In 1958, George Raymond, the president of the NAACP Chester branch, purchased a house in Rutledge. The day before he was to move in, a fire burned down the house. After the fire, the township attempted to exercise eminent domain and claim Raymond's property as a site for a new town hall. Raymond threatened legal action and the township backed down. The house was rebuilt and Raymond took residence in the house in 1959.

==Geography==
Rutledge is located in eastern Delaware County at (39.900812, -75.327404). It is nearly surrounded by Ridley Township, with the northernmost tip of the borough touching the borough of Morton. The unincorporated community of Folsom in Ridley Township borders Rutledge to the south.

According to the United States Census Bureau, Rutledge has a total area of 0.37 km2, all land.

Triangle Park, a children's park, is located in the borough. Morton-Rutledge Fire Company in Morton serves as its fire department. Rutledge is served by the Swarthmore Police Department.

==Demographics==

As of Census 2010, the racial makeup of the borough was 91.7% White, 2.9% African American, 3.1% Asian, and 2.3% from two or more races. Hispanic or Latino of any race were 1.8% of the population .

As of the census of 2000, there were 860 people, 297 households, and 217 families residing in the borough. The population density was 6,410.8 PD/sqmi. There were 305 housing units at an average density of 2,273.6 /mi2.

There were 297 households, out of which 40.1% had children under the age of 18 living with them, 61.3% were married couples living together, 9.1% had a female householder with no husband present, and 26.6% were non-families. 22.2% of all households were made up of individuals, and 10.1% had someone living alone who was 65 years of age or older. The average household size was 2.87 and the average family size was 3.44.

The population was spread out, with 30.3% under the age of 18, 7.0% from 18 to 24, 27.6% from 25 to 44, 23.6% from 45 to 64, and 11.5% who were 65 years of age or older. The median age was 38 years. For every 100 females, there were 96.3 males. For every 100 females age 18 and over, there were 87.2 males.

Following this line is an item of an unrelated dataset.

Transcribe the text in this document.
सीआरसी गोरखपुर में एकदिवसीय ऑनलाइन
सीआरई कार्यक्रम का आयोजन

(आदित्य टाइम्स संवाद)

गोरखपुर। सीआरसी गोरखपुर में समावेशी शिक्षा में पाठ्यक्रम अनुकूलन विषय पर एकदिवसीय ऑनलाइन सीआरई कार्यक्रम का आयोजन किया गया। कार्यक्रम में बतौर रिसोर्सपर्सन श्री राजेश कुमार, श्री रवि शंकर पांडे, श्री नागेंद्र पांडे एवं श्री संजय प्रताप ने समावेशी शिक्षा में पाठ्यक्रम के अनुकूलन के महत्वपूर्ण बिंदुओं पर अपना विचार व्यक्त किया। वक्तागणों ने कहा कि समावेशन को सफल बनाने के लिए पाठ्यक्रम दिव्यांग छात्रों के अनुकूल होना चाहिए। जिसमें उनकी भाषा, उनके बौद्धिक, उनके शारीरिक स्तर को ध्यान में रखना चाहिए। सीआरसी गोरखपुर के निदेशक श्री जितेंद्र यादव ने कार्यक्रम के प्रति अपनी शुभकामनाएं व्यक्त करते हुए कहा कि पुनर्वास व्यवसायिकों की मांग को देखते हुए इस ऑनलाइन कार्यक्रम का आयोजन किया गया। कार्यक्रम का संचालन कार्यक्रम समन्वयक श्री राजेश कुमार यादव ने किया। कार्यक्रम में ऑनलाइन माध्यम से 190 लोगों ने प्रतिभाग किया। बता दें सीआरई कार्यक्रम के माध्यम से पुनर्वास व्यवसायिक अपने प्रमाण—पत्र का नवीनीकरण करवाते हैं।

The median income for a household in the borough was $80,972, and the median income for a family was $90,333. Males had a median income of $46,500 versus $33,281 for females. The per capita income for the borough was $51,800. About 4.1% of families and 5.3% of the population were below the poverty line, including 2.7% of those under age 18 and 12.1% of those age 65 or over.

Historical population
| Census | Pop. | Note | %± |
|---|---|---|---|
| 1890 | 269 |  | — |
| 1900 | 369 |  | 37.2% |
| 1910 | 523 |  | 41.7% |
| 1920 | 711 |  | 35.9% |
| 1930 | 789 |  | 11.0% |
| 1940 | 796 |  | 0.9% |
| 1950 | 919 |  | 15.5% |
| 1960 | 947 |  | 3.0% |
| 1970 | 1,167 |  | 23.2% |
| 1980 | 934 |  | −20.0% |
| 1990 | 843 |  | −9.7% |
| 2000 | 860 |  | 2.0% |
| 2010 | 784 |  | −8.8% |
| 2020 | 782 |  | −0.3% |

== Education==
Rutledge lies within the Wallingford-Swarthmore School District. Public school children in the borough attend Swarthmore-Rutledge School for grades K–5, Strath Haven Middle School for grades 6–8, and Strath Haven High School for grades 9–12. Rutledge originally had its own one-school district, which was located in the current borough building. The Rutledge and Swarthmore School Districts merged in 1955.

==Transportation==

As of 2008, there were 3.33 mi of public roads in Rutledge, of which 0.43 mi were maintained by the Pennsylvania Department of Transportation (PennDOT) and 2.90 mi were maintained by the borough.

No numbered highways serve Rutledge directly. Main thoroughfares in the borough include Morton Avenue, which follows a southwest-to-northeast alignment along Rutledge's northwestern border, and Sylvan Avenue, which follows a northwest-to-southeast alignment through the heart of the borough.